Muy pronto llegó a ser también uno de los más ricos. Se construyó un palacio en el arrabal de la Rusafa, muy cerca de donde se levantaba todavía el que fundó Abd al-Rahman I el Inmigrado. Su fortuna de advenedizo despertaba sospechas, no siempre dictadas por el rencor y la envidia: él procuraba ahogarlas bajo el espectáculo bárbaro de su generosidad. Cualquiera tenía mesa y refugio en su palacio y podía sumarse sin reparo a las fiestas que se celebraban diariamente allí, cualquier poeta que escribiera una tirada de versos en honor de Muhammad ibn Abi Amir o de sus antepasados contaba con una bolsa de monedas de oro. Un ejército de esclavos custodiaba el recinto: el séquito de Muhammad era casi tan lujoso y tan innumerable como el del califa.
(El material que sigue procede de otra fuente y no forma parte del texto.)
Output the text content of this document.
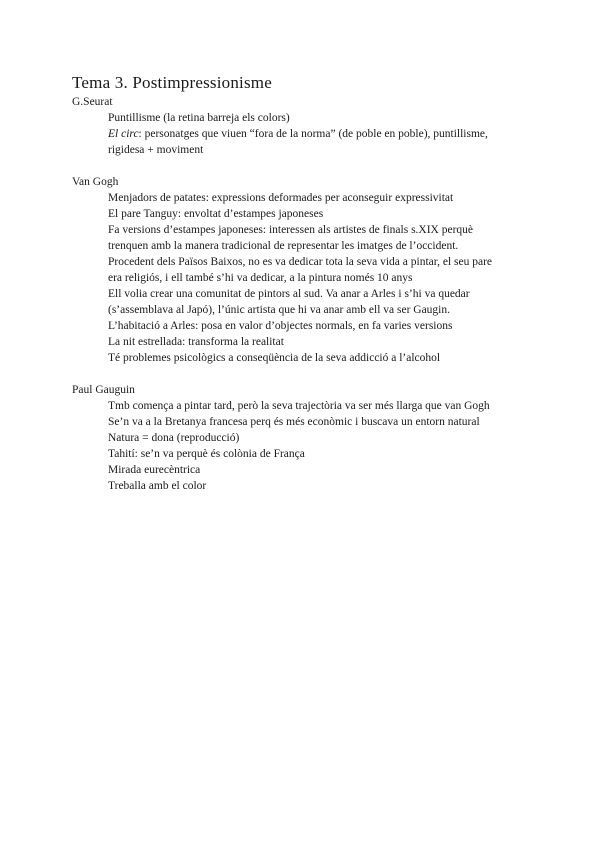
Tema 3. Postimpressionisme

G.Seurat

Puntillisme (la retina barreja els colors)
El circ: personatges que viuen “fora de la norma” (de poble en poble), puntillisme,
rigidesa + moviment

Van Gogh

Menjadors de patates: expressions deformades per aconseguir expressivitat
El pare Tanguy: envoltat d’estampes japoneses
Fa versions d’estampes japoneses: interessen als artistes de finals s.XIX perquè
trenquen amb la manera tradicional de representar les imatges de l’occident.
Procedent dels Països Baixos, no es va dedicar tota la seva vida a pintar, el seu pare
era religiós, i ell també s’hi va dedicar, a la pintura només 10 anys
Ell volia crear una comunitat de pintors al sud. Va anar a Arles i s’hi va quedar
(s’assemblava al Japó), l’únic artista que hi va anar amb ell va ser Gaugin.
L’habitació a Arles: posa en valor d’objectes normals, en fa varies versions
La nit estrellada: transforma la realitat
Té problemes psicològics a conseqüència de la seva addicció a l’alcohol

Paul Gauguin

Tmb comença a pintar tard, però la seva trajectòria va ser més llarga que van Gogh
Se’n va a la Bretanya francesa perq és més econòmic i buscava un entorn natural
Natura = dona (reproducció)
Tahití: se’n va perquè és colònia de França
Mirada eurecèntrica
Treballa amb el color
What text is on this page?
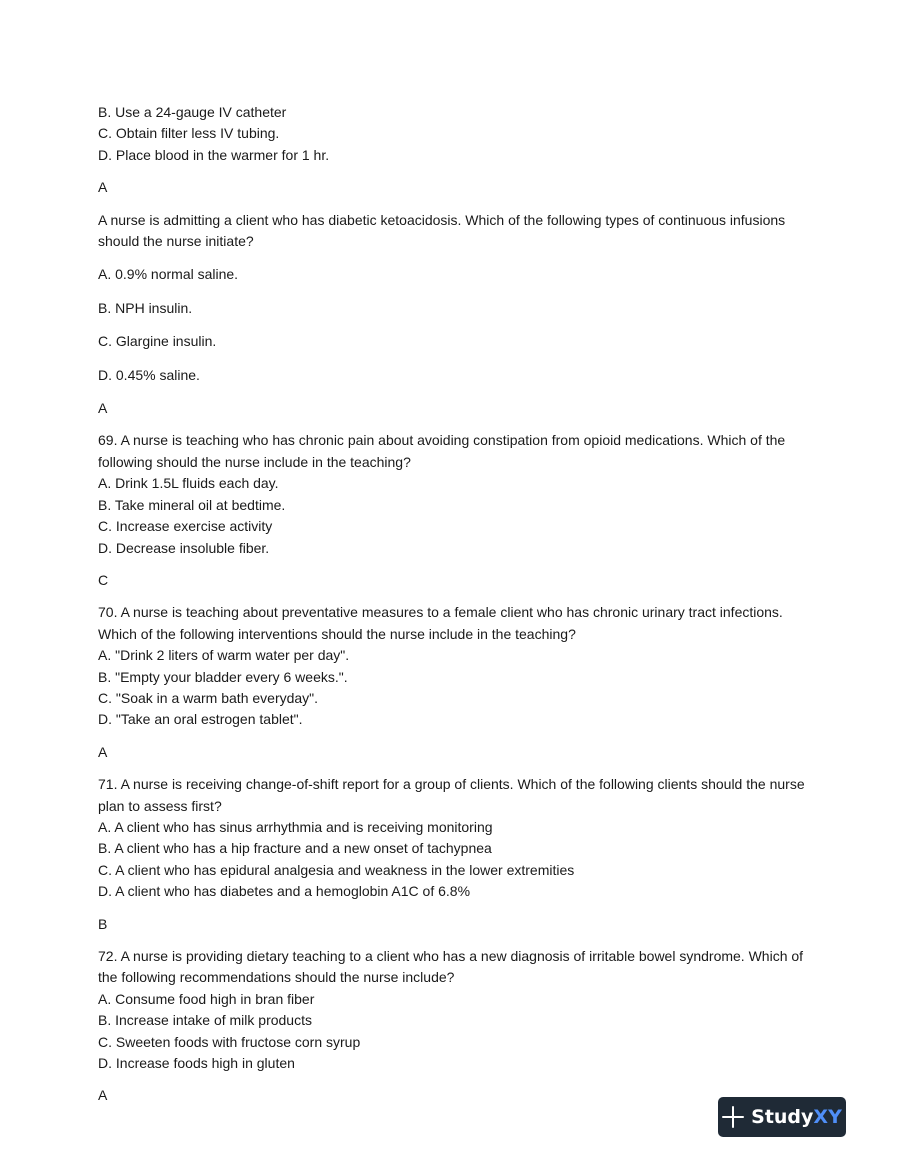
B. Use a 24-gauge IV catheter
C. Obtain filter less IV tubing.
D. Place blood in the warmer for 1 hr.
A
A nurse is admitting a client who has diabetic ketoacidosis. Which of the following types of continuous infusions should the nurse initiate?
A. 0.9% normal saline.
B. NPH insulin.
C. Glargine insulin.
D. 0.45% saline.
A
69. A nurse is teaching who has chronic pain about avoiding constipation from opioid medications. Which of the following should the nurse include in the teaching?
A. Drink 1.5L fluids each day.
B. Take mineral oil at bedtime.
C. Increase exercise activity
D. Decrease insoluble fiber.
C
70. A nurse is teaching about preventative measures to a female client who has chronic urinary tract infections. Which of the following interventions should the nurse include in the teaching?
A. "Drink 2 liters of warm water per day".
B. "Empty your bladder every 6 weeks.".
C. "Soak in a warm bath everyday".
D. "Take an oral estrogen tablet".
A
71. A nurse is receiving change-of-shift report for a group of clients. Which of the following clients should the nurse plan to assess first?
A. A client who has sinus arrhythmia and is receiving monitoring
B. A client who has a hip fracture and a new onset of tachypnea
C. A client who has epidural analgesia and weakness in the lower extremities
D. A client who has diabetes and a hemoglobin A1C of 6.8%
B
72. A nurse is providing dietary teaching to a client who has a new diagnosis of irritable bowel syndrome. Which of the following recommendations should the nurse include?
A. Consume food high in bran fiber
B. Increase intake of milk products
C. Sweeten foods with fructose corn syrup
D. Increase foods high in gluten
A
Study XY
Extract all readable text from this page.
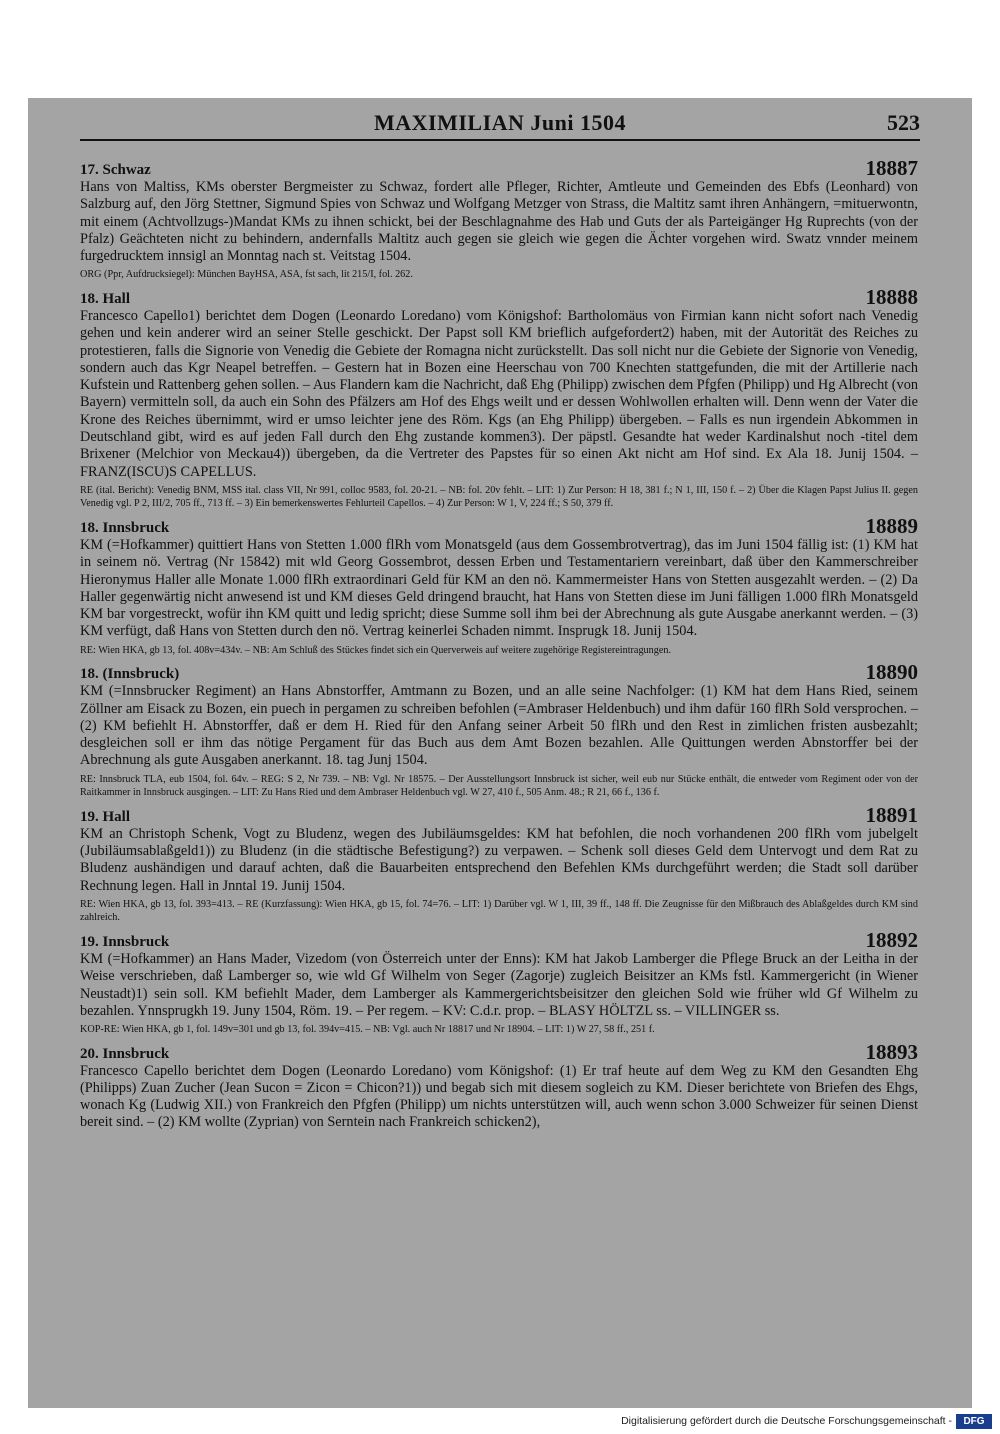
MAXIMILIAN Juni 1504	523
17. Schwaz	18887

Hans von Maltiss, KMs oberster Bergmeister zu Schwaz, fordert alle Pfleger, Richter, Amtleute und Gemeinden des Ebfs (Leonhard) von Salzburg auf, den Jörg Stettner, Sigmund Spies von Schwaz und Wolfgang Metzger von Strass, die Maltitz samt ihren Anhängern, =mituerwontn, mit einem (Achtvollzugs-)Mandat KMs zu ihnen schickt, bei der Beschlagnahme des Hab und Guts der als Parteigänger Hg Ruprechts (von der Pfalz) Geächteten nicht zu behindern, andernfalls Maltitz auch gegen sie gleich wie gegen die Ächter vorgehen wird. Swatz vnnder meinem furgedrucktem innsigl an Monntag nach st. Veitstag 1504.

ORG (Ppr, Aufdrucksiegel): München BayHSA, ASA, fst sach, lit 215/I, fol. 262.

18. Hall	18888

Francesco Capello1) berichtet dem Dogen (Leonardo Loredano) vom Königshof: Bartholomäus von Firmian kann nicht sofort nach Venedig gehen und kein anderer wird an seiner Stelle geschickt. Der Papst soll KM brieflich aufgefordert2) haben, mit der Autorität des Reiches zu protestieren, falls die Signorie von Venedig die Gebiete der Romagna nicht zurückstellt. Das soll nicht nur die Gebiete der Signorie von Venedig, sondern auch das Kgr Neapel betreffen. – Gestern hat in Bozen eine Heerschau von 700 Knechten stattgefunden, die mit der Artillerie nach Kufstein und Rattenberg gehen sollen. – Aus Flandern kam die Nachricht, daß Ehg (Philipp) zwischen dem Pfgfen (Philipp) und Hg Albrecht (von Bayern) vermitteln soll, da auch ein Sohn des Pfälzers am Hof des Ehgs weilt und er dessen Wohlwollen erhalten will. Denn wenn der Vater die Krone des Reiches übernimmt, wird er umso leichter jene des Röm. Kgs (an Ehg Philipp) übergeben. – Falls es nun irgendein Abkommen in Deutschland gibt, wird es auf jeden Fall durch den Ehg zustande kommen3). Der päpstl. Gesandte hat weder Kardinalshut noch -titel dem Brixener (Melchior von Meckau4)) übergeben, da die Vertreter des Papstes für so einen Akt nicht am Hof sind. Ex Ala 18. Junij 1504. – FRANZ(ISCU)S CAPELLUS.

RE (ital. Bericht): Venedig BNM, MSS ital. class VII, Nr 991, colloc 9583, fol. 20-21. – NB: fol. 20v fehlt. – LIT: 1) Zur Person: H 18, 381 f.; N 1, III, 150 f. – 2) Über die Klagen Papst Julius II. gegen Venedig vgl. P 2, III/2, 705 ff., 713 ff. – 3) Ein bemerkenswertes Fehlurteil Capellos. – 4) Zur Person: W 1, V, 224 ff.; S 50, 379 ff.

18. Innsbruck	18889

KM (=Hofkammer) quittiert Hans von Stetten 1.000 flRh vom Monatsgeld (aus dem Gossembrotvertrag), das im Juni 1504 fällig ist: (1) KM hat in seinem nö. Vertrag (Nr 15842) mit wld Georg Gossembrot, dessen Erben und Testamentariern vereinbart, daß über den Kammerschreiber Hieronymus Haller alle Monate 1.000 flRh extraordinari Geld für KM an den nö. Kammermeister Hans von Stetten ausgezahlt werden. – (2) Da Haller gegenwärtig nicht anwesend ist und KM dieses Geld dringend braucht, hat Hans von Stetten diese im Juni fälligen 1.000 flRh Monatsgeld KM bar vorgestreckt, wofür ihn KM quitt und ledig spricht; diese Summe soll ihm bei der Abrechnung als gute Ausgabe anerkannt werden. – (3) KM verfügt, daß Hans von Stetten durch den nö. Vertrag keinerlei Schaden nimmt. Insprugk 18. Junij 1504.

RE: Wien HKA, gb 13, fol. 408v=434v. – NB: Am Schluß des Stückes findet sich ein Querverweis auf weitere zugehörige Registereintragungen.

18. (Innsbruck)	18890

KM (=Innsbrucker Regiment) an Hans Abnstorffer, Amtmann zu Bozen, und an alle seine Nachfolger: (1) KM hat dem Hans Ried, seinem Zöllner am Eisack zu Bozen, ein puech in pergamen zu schreiben befohlen (=Ambraser Heldenbuch) und ihm dafür 160 flRh Sold versprochen. – (2) KM befiehlt H. Abnstorffer, daß er dem H. Ried für den Anfang seiner Arbeit 50 flRh und den Rest in zimlichen fristen ausbezahlt; desgleichen soll er ihm das nötige Pergament für das Buch aus dem Amt Bozen bezahlen. Alle Quittungen werden Abnstorffer bei der Abrechnung als gute Ausgaben anerkannt. 18. tag Junj 1504.

RE: Innsbruck TLA, eub 1504, fol. 64v. – REG: S 2, Nr 739. – NB: Vgl. Nr 18575. – Der Ausstellungsort Innsbruck ist sicher, weil eub nur Stücke enthält, die entweder vom Regiment oder von der Raitkammer in Innsbruck ausgingen. – LIT: Zu Hans Ried und dem Ambraser Heldenbuch vgl. W 27, 410 f., 505 Anm. 48.; R 21, 66 f., 136 f.

19. Hall	18891

KM an Christoph Schenk, Vogt zu Bludenz, wegen des Jubiläumsgeldes: KM hat befohlen, die noch vorhandenen 200 flRh vom jubelgelt (Jubiläumsablaßgeld1)) zu Bludenz (in die städtische Befestigung?) zu verpawen. – Schenk soll dieses Geld dem Untervogt und dem Rat zu Bludenz aushändigen und darauf achten, daß die Bauarbeiten entsprechend den Befehlen KMs durchgeführt werden; die Stadt soll darüber Rechnung legen. Hall in Jnntal 19. Junij 1504.

RE: Wien HKA, gb 13, fol. 393=413. – RE (Kurzfassung): Wien HKA, gb 15, fol. 74=76. – LIT: 1) Darüber vgl. W 1, III, 39 ff., 148 ff. Die Zeugnisse für den Mißbrauch des Ablaßgeldes durch KM sind zahlreich.

19. Innsbruck	18892

KM (=Hofkammer) an Hans Mader, Vizedom (von Österreich unter der Enns): KM hat Jakob Lamberger die Pflege Bruck an der Leitha in der Weise verschrieben, daß Lamberger so, wie wld Gf Wilhelm von Seger (Zagorje) zugleich Beisitzer an KMs fstl. Kammergericht (in Wiener Neustadt)1) sein soll. KM befiehlt Mader, dem Lamberger als Kammergerichtsbeisitzer den gleichen Sold wie früher wld Gf Wilhelm zu bezahlen. Ynnsprugkh 19. Juny 1504, Röm. 19. – Per regem. – KV: C.d.r. prop. – BLASY HÖLTZL ss. – VILLINGER ss.

KOP-RE: Wien HKA, gb 1, fol. 149v=301 und gb 13, fol. 394v=415. – NB: Vgl. auch Nr 18817 und Nr 18904. – LIT: 1) W 27, 58 ff., 251 f.

20. Innsbruck	18893

Francesco Capello berichtet dem Dogen (Leonardo Loredano) vom Königshof: (1) Er traf heute auf dem Weg zu KM den Gesandten Ehg (Philipps) Zuan Zucher (Jean Sucon = Zicon = Chicon?1)) und begab sich mit diesem sogleich zu KM. Dieser berichtete von Briefen des Ehgs, wonach Kg (Ludwig XII.) von Frankreich den Pfgfen (Philipp) um nichts unterstützen will, auch wenn schon 3.000 Schweizer für seinen Dienst bereit sind. – (2) KM wollte (Zyprian) von Serntein nach Frankreich schicken2),

Digitalisierung gefördert durch die Deutsche Forschungsgemeinschaft -	DFG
Sus enemigos se preguntaban durante cuánto tiempo podría mantener la impostura de una riqueza ilegítima, cuándo se hundiría en el desastre su arrogancia de jugador. Para halagar a Subh le regaló la maqueta de un palacio labrada en plata maciza: previamente la exhibió en público a la admiración y la envidia de quien quisiera mirarla. Llevó en procesión por las calles de Córdoba el palacio de plata y al entregárselo a Subh se inclinó con ceremonia ante ella, convirtiendo en desafío para los cortesanos el secreto de su amor. Hasta el califa al-Hakam, que prefería optar por la indiferencia, empezó a recelar. Cuentan que dijo «¿Por qué hábiles manejos se atrae este muchacho a todas mis mujeres y se hace dueño de sus corazones? Aunque se ven rodeadas de todos los lujos del mundo, no aprecian más regalos que los que proceden de él. ¿Hay que pensar que es un sabio mágico o un servidor admirablemente diestro? En todo caso, siento cierta inquietud por los fondos públicos que maneja».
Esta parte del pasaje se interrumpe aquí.